Herein, we describe the research agenda that emerged from this conference’s proceedings. Each of the 4 subgroups has prepared a summary of their findings, which are included in this current issue of Infection Control and Hospital Epidemiology. These summaries describe key knowledge gaps in the existing literature and important targets for future investigation. For example, the antimicrobial stewardship subgroup highlighted the need to develop stewardship strategies that work even in the absence of infectious disease specialists. Another priority is identifying which antimicrobial-prescribing metrics best predict patient- or population-level changes in antimicrobial resistance. The microbiome subgroup has argued for hospital epidemiologic studies to include longitudinal microbiota data and for future studies to assess whether fecal microbiota transplantation can eradicate MDROs from the gastrointestinal tract. In acute-care settings, there are many knowledge gaps surrounding MDRO transmission. The transmission dynamics subgroup identified multiple research targets in the following domains: hand hygiene, active surveillance, isolation measures, and environmental cleaning. Infection prevention strategies that work in acute-care settings may not be effective in populations and settings with unique patient care goals. Further research into how strategies can be tailored to these special populations is needed.

It is our hope that these proposed agendas will spur collaborative research across the VHA and throughout health care in the study of MDRO prevention.

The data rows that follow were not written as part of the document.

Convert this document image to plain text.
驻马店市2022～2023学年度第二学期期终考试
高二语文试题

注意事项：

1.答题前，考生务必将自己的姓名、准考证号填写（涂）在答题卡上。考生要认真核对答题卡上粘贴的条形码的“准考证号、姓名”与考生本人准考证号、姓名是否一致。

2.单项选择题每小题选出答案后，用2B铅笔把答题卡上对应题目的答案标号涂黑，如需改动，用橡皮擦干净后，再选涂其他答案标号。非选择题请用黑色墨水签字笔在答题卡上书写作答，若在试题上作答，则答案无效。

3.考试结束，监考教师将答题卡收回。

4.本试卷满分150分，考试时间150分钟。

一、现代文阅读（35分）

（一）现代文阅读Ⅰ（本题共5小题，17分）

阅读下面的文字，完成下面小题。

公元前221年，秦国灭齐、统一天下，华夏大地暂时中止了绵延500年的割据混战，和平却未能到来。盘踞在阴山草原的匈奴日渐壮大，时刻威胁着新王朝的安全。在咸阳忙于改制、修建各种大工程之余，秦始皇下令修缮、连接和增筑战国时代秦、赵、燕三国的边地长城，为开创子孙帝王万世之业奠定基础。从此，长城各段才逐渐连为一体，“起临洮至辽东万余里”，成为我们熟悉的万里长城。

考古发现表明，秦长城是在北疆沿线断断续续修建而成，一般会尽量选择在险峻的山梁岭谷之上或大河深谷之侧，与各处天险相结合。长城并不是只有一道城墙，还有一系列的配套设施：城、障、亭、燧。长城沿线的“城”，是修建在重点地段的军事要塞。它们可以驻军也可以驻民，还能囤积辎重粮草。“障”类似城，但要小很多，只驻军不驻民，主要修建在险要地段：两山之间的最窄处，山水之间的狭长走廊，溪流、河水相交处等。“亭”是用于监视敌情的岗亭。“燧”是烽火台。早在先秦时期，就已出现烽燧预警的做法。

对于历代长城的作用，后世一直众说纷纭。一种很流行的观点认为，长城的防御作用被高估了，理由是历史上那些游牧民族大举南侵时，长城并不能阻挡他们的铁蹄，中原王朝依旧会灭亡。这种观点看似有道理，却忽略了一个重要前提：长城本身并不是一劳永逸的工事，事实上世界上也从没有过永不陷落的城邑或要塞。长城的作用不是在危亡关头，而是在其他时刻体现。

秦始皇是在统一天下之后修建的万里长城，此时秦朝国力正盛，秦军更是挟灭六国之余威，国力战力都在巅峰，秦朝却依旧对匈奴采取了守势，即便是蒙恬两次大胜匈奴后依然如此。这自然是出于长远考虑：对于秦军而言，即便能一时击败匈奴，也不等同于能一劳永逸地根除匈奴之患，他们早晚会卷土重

MDROs existed in nature long before humans discovered antimicrobials, and even appropriate use of antimicrobials will always promote further resistance. However, with sustained, coordinated, and aggressive efforts across the spectrum of discovery to dissemination, the current MDRO crisis may evolve into a more manageable problem.

ACKNOWLEDGMENTS

Financial support: No financial support was provided relevant to this article.

Potential conflicts of interest: All authors report no conflicts of interest relevant to this article.